Securities Financing Transactions Regulation (SFTR)

Securities Financing Transactions Regulation (EU) 2015/2365

Regulation on transparency of securities financing transactions and of reuse and amending Regulation (EU) 648/2012 (Securities Financing Transactions Regulation, SFTR)

What are the objectives of the SFTR?

The SFTR aims in particular to ensure the transparency of securities financing transactions in the area of bank-like credit intermediation (shadow banking sector). In order to limit risks to financial stability, the SFTR creates an EEA framework under which details of securities financing transactions are reported to trade repositories for the purpose of general information and supervisory monitoring, and under which investors in funds receive information on these transactions as part of fund management.

What does the STFR govern and who is covered?

The SFTR lays down rules on the transparency of securities financing transactions and of reuse to be complied with by counterparties to such transactions or reuse, UCITS management companies, and alternative investment fund managers (AIFM).

The following counterparties (including branches) are covered:

  • financial counterparties (investment firms, banks, insurers, UCITS and management companies, AIFs and AIFMs, pension funds and pension schemes, central counterparties, central securities depositories)
  • non-financial counterparties (other undertakings or individuals)
  • counterparties with registered offices in a third country, if they would be deemed financial or non-financial counterparties if their registered office were in the EEA
  • exemptions for central banks, Bank for International Settlements (BIS), existing public organisations
  • no exemption for intra-group transactions

Regulated securities financing transactions include the following:

  • securities or commodities lending
  • repurchase transactions
  • buy-sell back transactions or sell-buy back transactions of securities or commodities or guaranteed rights
  • margin lending transactions
  • total return swaps, to the extent not a derivative contract under EMIR

Obligations:

  • reporting obligations for counterparties to trade repositories (no later than one day following the conclusion, modification, or termination of the transaction; recordkeeping for five years; backloading: open transactions that have a remaining maturity exceeding 180 days from the start of reporting or that have an open maturity and remain outstanding 180 days after the start of reporting)
  • disclosure requirements for UCITS and AIFs towards investors (annual report, half-yearly report, prospectus, disclosure to investors)
  • conditions for the reuse of financial instruments received under a collateral arrangement (written risk warning and consent)

Counterparties report to trade repositories registered and supervised by the European Securities and Markets Authority (ESMA).
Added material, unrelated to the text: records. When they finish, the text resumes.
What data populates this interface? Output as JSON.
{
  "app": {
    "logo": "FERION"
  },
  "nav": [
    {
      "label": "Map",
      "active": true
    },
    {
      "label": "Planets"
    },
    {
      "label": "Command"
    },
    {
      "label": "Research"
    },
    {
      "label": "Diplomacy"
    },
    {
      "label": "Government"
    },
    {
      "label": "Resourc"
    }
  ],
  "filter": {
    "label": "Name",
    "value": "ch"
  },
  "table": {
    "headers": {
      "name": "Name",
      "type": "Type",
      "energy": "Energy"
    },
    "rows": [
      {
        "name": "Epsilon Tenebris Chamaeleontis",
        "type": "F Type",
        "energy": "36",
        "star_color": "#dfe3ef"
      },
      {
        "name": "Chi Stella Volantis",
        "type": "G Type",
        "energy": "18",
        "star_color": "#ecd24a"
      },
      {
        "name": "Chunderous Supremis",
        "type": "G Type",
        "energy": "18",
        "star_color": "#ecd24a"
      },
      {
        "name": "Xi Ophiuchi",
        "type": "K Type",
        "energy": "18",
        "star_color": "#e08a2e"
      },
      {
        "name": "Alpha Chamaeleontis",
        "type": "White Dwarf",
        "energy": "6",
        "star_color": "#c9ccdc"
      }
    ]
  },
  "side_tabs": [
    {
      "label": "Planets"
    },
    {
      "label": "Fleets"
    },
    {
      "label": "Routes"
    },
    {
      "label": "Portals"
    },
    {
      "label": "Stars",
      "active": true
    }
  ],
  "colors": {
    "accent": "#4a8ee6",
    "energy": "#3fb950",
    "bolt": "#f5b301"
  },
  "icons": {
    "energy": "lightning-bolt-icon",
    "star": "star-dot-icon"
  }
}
The content of the SFTR notifications is based on the reporting obligations under EMIR and is harmonised in Commission Delegated Regulation (EU) 2019/356. Reporting must comply with the Reporting Technical Standards and Implementing Technical Standards. The final versions of ESMA's reporting guidelines and the required XML reporting formats are expected in the fourth quarter of 2019.

Supervision:

The FMA is the competent supervisory authority. It will exercise its powers vis-à-vis financial counterparties and, in accordance with the SFTR, also vis-à-vis non-financial counterparties.
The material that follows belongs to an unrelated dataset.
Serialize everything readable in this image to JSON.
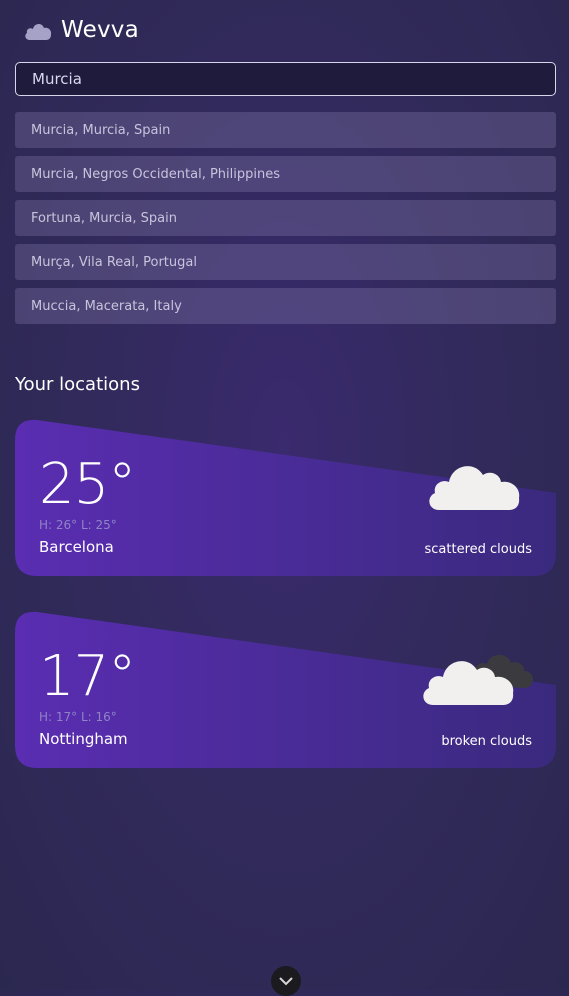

When does the SFTR enter into force and how does the Regulation apply in Liechtenstein?

In the EU:
The SFTR entered into force on 12 January 2016, with the requirements governing reuse applying from 13 July 2016, the periodic transparency obligations for UCITS and AIFs from 13 January 2017, and the transparency obligations in prospectuses and investment conditions for UCITS and AIFs from 13 July 2017.  The expected commencement of the reporting obligations is staggered, with the reporting obligation for investment firms and banks beginning on 11 April 2020, for central counterparties and central securities depositories on 11 July 2020, for insurers, UCITS management companies, AIFMs, and pension funds on 11 October 2020, and for non-financial counterparties on 11 January 2021.

In the EEA/Liechtenstein:
The SFTR will enter into force once it is incorporated into the EEA Agreement. Incorporation is in preparation, with analogous staggering of the applicability of the various provisions as in the EU. The precise applicability of the various obligations will be set out in the Decision of the EEA Joint Committee.

The SFTR contains a few provisions (designation of the competent supervisory authority, powers of supervision, and sanctions) that require national implementation. For this purpose, the EEA Securities Financing Transactions Implementation Act (EWR-WPFGDG) as well as laws amending the AIFMG and UCITSG were prepared and considered in a first reading of the Liechtenstein Parliament on 6 September 2019. The second reading of these draft laws is planned for November 2019. The EWR-WPFGDG and the ancillary enactments are expected to enter into force at the same time as incorporation of the SFTR into the EEA Agreement.

What is the status of implementation?

The current status of the EEA incorporation procedure for the Benchmarks Regulation can be accessed via this link.
On the basis of the SFTR, the European Commission has issued nine delegated acts (Level II) to supplement or further specify various provisions.